If any of us had been asked 3 months ago, “Will you be willing to let the government tell you when you can and cannot gather with other Christians, what kinds of expressions of worship are acceptable and not acceptable, where you can and can’t gather for fellowship, how many people you can or can’t be with, who you can sit next to in a religious service, when you can and can’t practice Communion and more…all without a definitive termination date, without changing a single law on the books, without the consent of the governed, without a vote of the people or without public comment?” would you have said “YES! If your answer is “No,” then why are we comfortable with the current shut-down of churches?
In addition, the numbers of cases and deaths in Spokane County has, thankfully and graciously, been amazingly low. Our medical community was bracing for between 8,000-12,000 hospitalization cases of COVID-19 three months ago (with a total of 1,200 hospital beds in our city).
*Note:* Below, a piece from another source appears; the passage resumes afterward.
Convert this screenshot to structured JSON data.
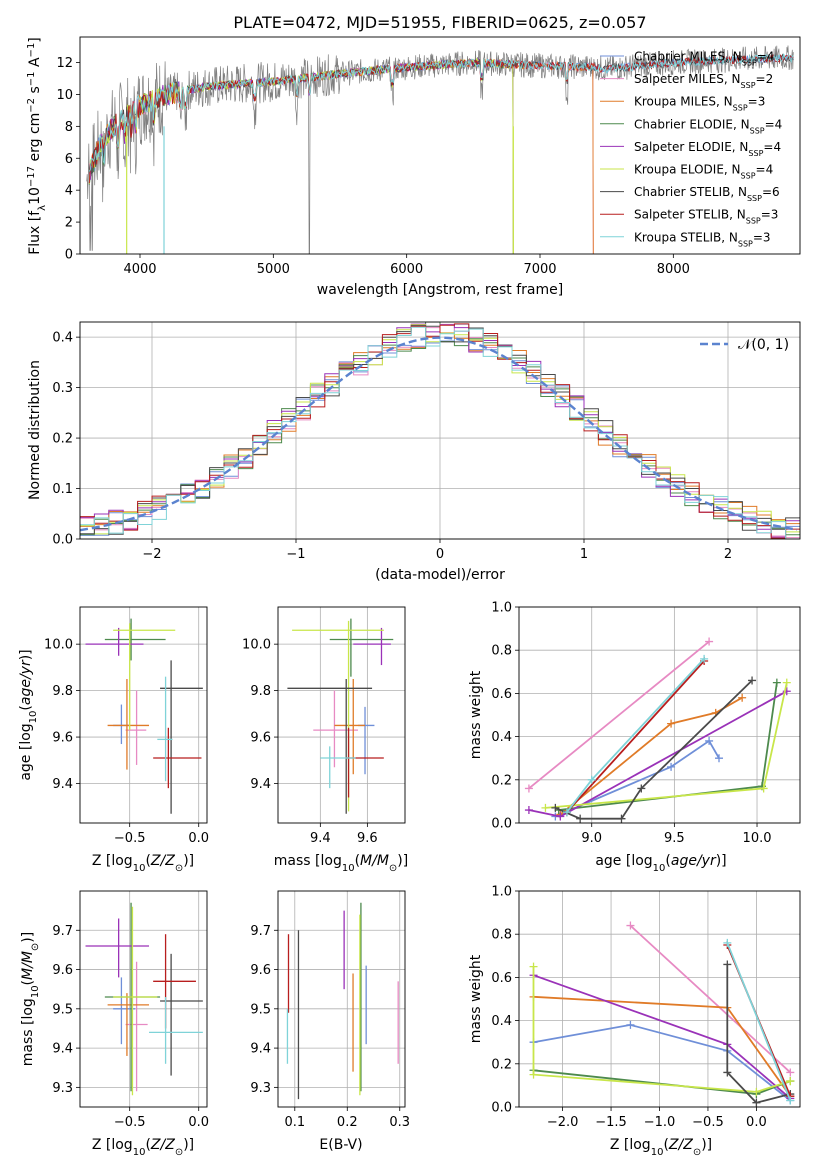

We’ve had a total of 74 COVID-19 hospitalizations since then and a total of 30 deaths (none under age 50 and 75% 70 years of age or older, virtually all with underlying conditions). These are the hard statistics we are being told by our government, which are the reasons, they say, to continue this draconian lock-down of churches.
This is not to say that prudent and proper health procedures should not be practiced by all churches seeking to minister to both their congregation and their community. They should and they can be done relatively easily. They do not unduly burden or eliminate public worship. But when the stated reasons for which the original State of Emergency and following overly-restrictive proclamations no longer exist, it is time for all citizens affected to love all their neighbors enough to practice reasonable mitigation procedures and reengage in loving ministry to them on both a personal and corporate basis.
This is an issue, contentious as it is, that Jesus Christ is powerful enough to give us all love one for another in the midst of differences of opinions. It is an issue about which we can discover and experience unity in the midst of diversity if we will make Christ’s name and His fame our highest concern as well as love for ALL our neighbors our practice. But it is not an issue which I think will be easy to process or tidy every step of the way. We at Mosaic are committed to do whatever Jesus calls us to do no matter what the cost. We certainly respect and affirm every believer’s right to follow God’s calling through the Word and the convictions of their consciences. May all of us be found loving Jesus Christ supremely and each other sacrificially.